Over time, the ace community has become more demanding about ace representation in fiction. When there was almost no explicit ace content available in fiction, it was a big deal when a creator would put out a Word of Ace on a character, even if there was no indication in the story itself that the character was ace. Now that there are more and more stories with explicit ace content, more aces (myself included) feel that Word of Ace is an insufficient form of ace representation, and some may even call it acebaiting.
The first editions were released in: February 2015; October 2014; March 2013. The second editions were released in: November 2016; October 2016; October 2017. In my opinion, the recent flood of ace fiction (though it’s only a flood in comparison to what there was before the flood) started in mid-2015, so the first editions are pre-flood, and the new editions are part of the flood.
These revised editions, intentionally or not, reflect the changing standards of what the ace community considers to be ‘ace fiction’.
1) How do you feel about writers putting explicit ace content in new editions of novels which did not have explicit ace content before?

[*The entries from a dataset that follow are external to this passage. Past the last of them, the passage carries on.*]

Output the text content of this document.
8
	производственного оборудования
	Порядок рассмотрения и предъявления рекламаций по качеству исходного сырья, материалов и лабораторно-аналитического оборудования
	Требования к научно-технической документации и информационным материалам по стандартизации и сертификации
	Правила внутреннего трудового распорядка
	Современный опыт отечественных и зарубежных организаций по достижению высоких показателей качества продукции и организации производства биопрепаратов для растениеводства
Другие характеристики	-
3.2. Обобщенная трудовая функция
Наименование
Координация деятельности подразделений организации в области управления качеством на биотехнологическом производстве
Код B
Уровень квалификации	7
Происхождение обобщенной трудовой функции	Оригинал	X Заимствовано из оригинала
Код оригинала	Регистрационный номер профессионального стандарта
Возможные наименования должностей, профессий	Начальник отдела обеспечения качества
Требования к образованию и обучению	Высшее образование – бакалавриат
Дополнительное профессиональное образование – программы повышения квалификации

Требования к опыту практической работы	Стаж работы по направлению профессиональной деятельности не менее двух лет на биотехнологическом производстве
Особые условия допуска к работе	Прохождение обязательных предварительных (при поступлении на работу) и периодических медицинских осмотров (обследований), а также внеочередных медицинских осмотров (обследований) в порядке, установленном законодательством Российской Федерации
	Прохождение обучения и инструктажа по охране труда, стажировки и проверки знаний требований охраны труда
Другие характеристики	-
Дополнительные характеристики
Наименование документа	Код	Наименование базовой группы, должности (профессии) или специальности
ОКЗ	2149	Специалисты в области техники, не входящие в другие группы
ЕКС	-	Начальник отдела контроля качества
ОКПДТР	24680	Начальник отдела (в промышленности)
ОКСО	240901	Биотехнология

2) If J.K. Rowling were to re-write the Harry Potter series, and in the new edition Dumbledore would be clearly gay on page, Harry and Hermione would marry each other, and Charlie Weasley would at some point says “I’m asexual” among other changes, what would you think?
3) Would you generally prefer minor changes which announce that one or more characters are ace, or would you prefer a major reworking of the story so that the aceness is more of a factor in the plot?